There aren’t many names as laced with literary grandeur as the punk poet Patti Smith. The singer-songwriter was also a talented poet and a searing novelist and writer. Through her memoirs and poetry, she has painted a visceral picture of her life throughout the years. It means when Smith directs you to an author or a book which you may not have you should listen up.
We are digging into the Far Out vault to look back at one of those moments as Smith does her best to introduce us to Virginia Woolf and her blistering experimental novel The Waves with this reading fro 2008. With it, Smith brings the early 20th-century novel into the new millennium as she imbues it with a power and intensity that Smith brought to the stage with her no matter if she was holding a book or a microphone.

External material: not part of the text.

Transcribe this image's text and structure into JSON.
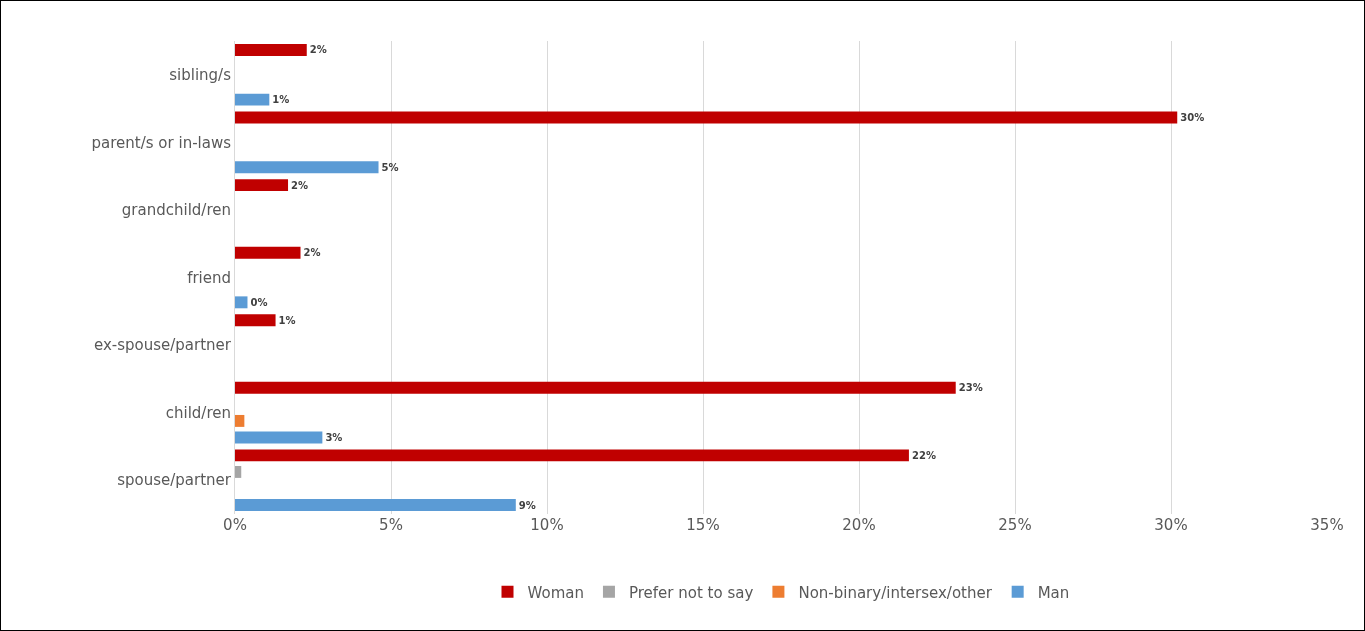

The reading was given as part of the opening for Patti Smith’s 2008 Paris exhibition where she showcased her art and photography as a way of chronicling her life between 1965-2007. It was a remarkable show and the reading Smith gave set the tone perfectly for the show and captivated the audience form the very beginning.

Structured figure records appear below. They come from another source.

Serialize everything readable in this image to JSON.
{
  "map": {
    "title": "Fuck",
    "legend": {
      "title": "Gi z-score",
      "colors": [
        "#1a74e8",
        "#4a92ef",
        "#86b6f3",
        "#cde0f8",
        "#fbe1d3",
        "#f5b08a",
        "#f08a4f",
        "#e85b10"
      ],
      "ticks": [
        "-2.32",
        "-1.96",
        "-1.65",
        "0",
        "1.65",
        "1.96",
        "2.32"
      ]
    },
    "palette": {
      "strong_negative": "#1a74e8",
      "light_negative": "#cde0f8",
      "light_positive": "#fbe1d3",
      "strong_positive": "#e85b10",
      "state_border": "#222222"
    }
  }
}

Smith chose to pick up the book and read a little passage from it as a nod of the head to the 67th anniversary of Woolf’s suicide. Smith gives a punk rock rendition of the novel and turns the words into something one could easily imagine her singing and screaming down the mic at one of her shows.

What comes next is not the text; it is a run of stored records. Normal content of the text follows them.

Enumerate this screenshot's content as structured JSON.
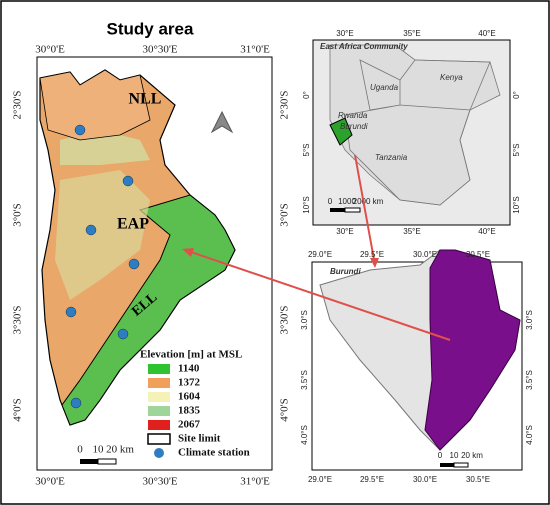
{
  "main_map": {
    "title": "Study area",
    "ticks": {
      "top": [
        "30°0'E",
        "30°30'E",
        "31°0'E"
      ],
      "bottom": [
        "30°0'E",
        "30°30'E",
        "31°0'E"
      ],
      "left": [
        "2°30'S",
        "3°0'S",
        "3°30'S",
        "4°0'S"
      ],
      "right": [
        "2°30'S",
        "3°0'S",
        "3°30'S",
        "4°0'S"
      ]
    },
    "zones": [
      "NLL",
      "EAP",
      "ELL"
    ],
    "legend": {
      "title": "Elevation [m] at MSL",
      "items": [
        {
          "label": 1140,
          "color": "#2fc42f"
        },
        {
          "label": 1372,
          "color": "#f0a05a"
        },
        {
          "label": 1604,
          "color": "#f5f2b8"
        },
        {
          "label": 1835,
          "color": "#9fd49a"
        },
        {
          "label": 2067,
          "color": "#e0201c"
        }
      ],
      "site_limit": "Site limit",
      "climate_station": "Climate station"
    },
    "scale": [
      "0",
      "10",
      "20 km"
    ]
  },
  "inset_east_africa": {
    "title": "East Africa Community",
    "ticks": {
      "top": [
        "30°E",
        "35°E",
        "40°E"
      ],
      "bottom": [
        "30°E",
        "35°E",
        "40°E"
      ],
      "left": [
        "0°",
        "5°S",
        "10°S"
      ],
      "right": [
        "0°",
        "5°S",
        "10°S"
      ]
    },
    "countries": [
      "Kenya",
      "Uganda",
      "Rwanda",
      "Burundi",
      "Tanzania"
    ],
    "scale": [
      "0",
      "1000",
      "2000 km"
    ]
  },
  "inset_burundi": {
    "title": "Burundi",
    "ticks": {
      "top": [
        "29.0°E",
        "29.5°E",
        "30.0°E",
        "30.5°E"
      ],
      "bottom": [
        "29.0°E",
        "29.5°E",
        "30.0°E",
        "30.5°E"
      ],
      "left": [
        "3.0°S",
        "3.5°S",
        "4.0°S"
      ],
      "right": [
        "3.0°S",
        "3.5°S",
        "4.0°S"
      ]
    },
    "scale": [
      "0",
      "10",
      "20 km"
    ]
  }
}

The singer reads with a searing intensity that is backed up by a cinematic score from her daughter Jesse on the piano and her son, Jackson on guitar. It turns the novel into something far more dramatic—but Smith begins the reading by saying, “I believe that she made this decision consciously, it is what she needed to do as a human being, and so I do not think of this as sad.”
It’s an interesting reading as it sees Smith and Virginia Woolf’s voices mixed together, their words emboldening one another as two true feminists icons speak as one. While they have certainly experienced different lives and found different paths, there’s a unity to this reading which you won’t find in many other Woolf renditions. It smacks of authenticity that Smith brings to everything she does and the appreciation one imagines Woolf would have had for it.